This week there was no gentle easing back into the swing of things for markets which kicked the new year off with big falls in both equities and bonds. This followed the release of the minutes of the last US Federal Reserve rate setting meeting which showed the bank was a lot more worried about inflation than it had been letting on. The news, combined with more inflation data showing prices were rising faster and in more places than expected, spooked a market that had closed out 2021 on edge.
While all the reports highlighted the change in tone, a read of the minutes shows they left themselves plenty of wiggle room to hold off raising rates if they can find a reason to. There is quite a lag between changes to monetary policy and feeling the effects, with inflation now being driven by events of a year ago. The Fed needs to try and convince people it has control of inflation while not being able to do anything about it, at least not immediately. Market reaction this week suggests they might be pulling it off.
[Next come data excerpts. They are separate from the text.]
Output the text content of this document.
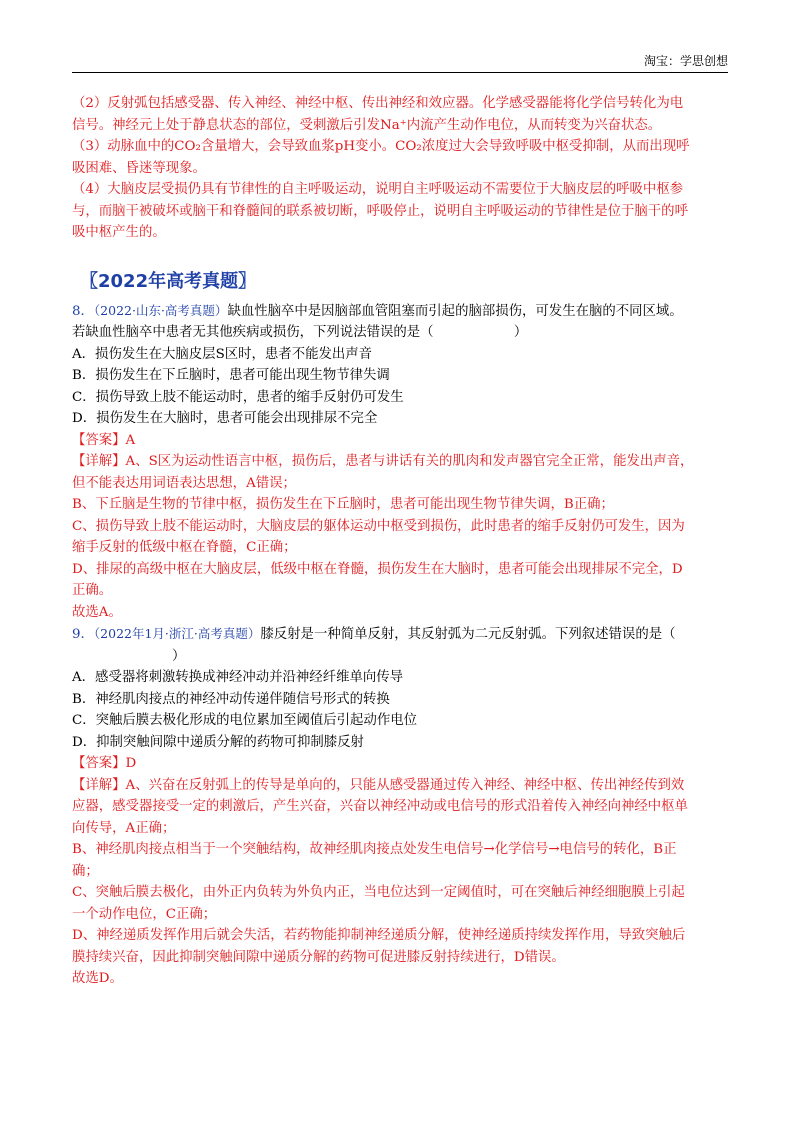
淘宝：学思创想
（2）反射弧包括感受器、传入神经、神经中枢、传出神经和效应器。化学感受器能将化学信号转化为电
信号。神经元上处于静息状态的部位，受刺激后引发Na⁺内流产生动作电位，从而转变为兴奋状态。
（3）动脉血中的CO₂含量增大，会导致血浆pH变小。CO₂浓度过大会导致呼吸中枢受抑制，从而出现呼
吸困难、昏迷等现象。
（4）大脑皮层受损仍具有节律性的自主呼吸运动，说明自主呼吸运动不需要位于大脑皮层的呼吸中枢参
与，而脑干被破坏或脑干和脊髓间的联系被切断，呼吸停止，说明自主呼吸运动的节律性是位于脑干的呼
吸中枢产生的。
〖2022年高考真题〗
8．（2022·山东·高考真题）缺血性脑卒中是因脑部血管阻塞而引起的脑部损伤，可发生在脑的不同区域。
若缺血性脑卒中患者无其他疾病或损伤，下列说法错误的是（　　　　　　）
A．损伤发生在大脑皮层S区时，患者不能发出声音
B．损伤发生在下丘脑时，患者可能出现生物节律失调
C．损伤导致上肢不能运动时，患者的缩手反射仍可发生
D．损伤发生在大脑时，患者可能会出现排尿不完全
【答案】A
【详解】A、S区为运动性语言中枢，损伤后，患者与讲话有关的肌肉和发声器官完全正常，能发出声音，
但不能表达用词语表达思想，A错误；
B、下丘脑是生物的节律中枢，损伤发生在下丘脑时，患者可能出现生物节律失调，B正确；
C、损伤导致上肢不能运动时，大脑皮层的躯体运动中枢受到损伤，此时患者的缩手反射仍可发生，因为
缩手反射的低级中枢在脊髓，C正确；
D、排尿的高级中枢在大脑皮层，低级中枢在脊髓，损伤发生在大脑时，患者可能会出现排尿不完全，D
正确。
故选A。
9．（2022年1月·浙江·高考真题）膝反射是一种简单反射，其反射弧为二元反射弧。下列叙述错误的是（
）
A．感受器将刺激转换成神经冲动并沿神经纤维单向传导
B．神经肌肉接点的神经冲动传递伴随信号形式的转换
C．突触后膜去极化形成的电位累加至阈值后引起动作电位
D．抑制突触间隙中递质分解的药物可抑制膝反射
【答案】D
【详解】A、兴奋在反射弧上的传导是单向的，只能从感受器通过传入神经、神经中枢、传出神经传到效
应器，感受器接受一定的刺激后，产生兴奋，兴奋以神经冲动或电信号的形式沿着传入神经向神经中枢单
向传导，A正确；
B、神经肌肉接点相当于一个突触结构，故神经肌肉接点处发生电信号→化学信号→电信号的转化，B正
确；
C、突触后膜去极化，由外正内负转为外负内正，当电位达到一定阈值时，可在突触后神经细胞膜上引起
一个动作电位，C正确；
D、神经递质发挥作用后就会失活，若药物能抑制神经递质分解，使神经递质持续发挥作用，导致突触后
膜持续兴奋，因此抑制突触间隙中递质分解的药物可促进膝反射持续进行，D错误。
故选D。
US: MARKETS FALL AS INFLATION AND INTEREST RATE CONCERNS RETURN
The new year started with equities and government bonds falling sharply, with high value technology stocks leading the way. Tech stocks have seen their biggest decline in almost a year as investors favour value stocks on hopes that Omicron is milder than previous variants and will lead to less economic disruption.
The sell-off accelerated following the release of the Federal Reserve’s Open Market Committee meeting minutes. They show the bank’s concern about inflation and this has generated speculation that the central bank may raise interest rates faster than expected and further withdraw market support. The two-year Treasury bond yield increased to 0.82% shortly after the release and the yield on the benchmark 10-year Treasury has risen by 0.2 percentage points to 1.72% this week. Tech stocks are sensitive to rising interest rates and the Nasdaq Composite is down more than 3% with some of the pandemic’s winners such as Alphabet, Microsoft and Nvidia all down 6% or more.
COMMODITIES: OIL AND GAS RISING SHARPLY OVER SUPPLY CONCERNS
Oil and gas prices have been rising sharply in the first days of 2022. Earlier this week the OPEC+ nations indicated they think demand will continue to pick up this year as they agreed to stick to their plans to increase supply – with a further 400,000 barrels a day due to come on line in February. However, concerns that political unrest in oil rich Kazakhstan will disrupt production has helped contribute to Brent Crude rising around 7% this week. Output from Libya has dropped recently due to unrest in the country and cold weather in Canada and the northern US has also restricted supply.
Gas prices in the UK and Europe have been rising steeply once more. Unusually low reserves in Europe have combined with low levels of supply from Russia to drive prices up. A key pipeline from Russia to Europe runs through Ukraine and political tensions over Russian military action in the area have also contributed to the rise in prices. UK gas prices remain far below the peak they hit in early December, but they have risen around 35% this week
UK: COVID CASES HIT RECORD HIGHS BUT DISRUPTION MAY BE LIMITED
The Omicron variant of Covid-19 continues to drive a surge in new infections. In the UK the seven-day average for new cases hit 171,000 around three times higher than the previous peak in January 2021, while in the US new daily infections hit 750,000. Despite the huge increase in infections, the UK and US have so far resisted introducing further restrictions to slow the spread as data emerges that suggests Omicron infections are less severe than other variants.
The rise in cases is causing considerable disruption in the NHS due to staff absences and many other employers have issued warnings about staff shortages. However, hopes that this wave of infections will pass quickly without further restrictions have helped cyclical
companies outperform highly valued growth stocks. Airlines have been a beneficiary of a more positive outlook. Although they have underperformed considerably since the outbreak of Covid they have been one of the stronger performing sectors in early trading in 2022.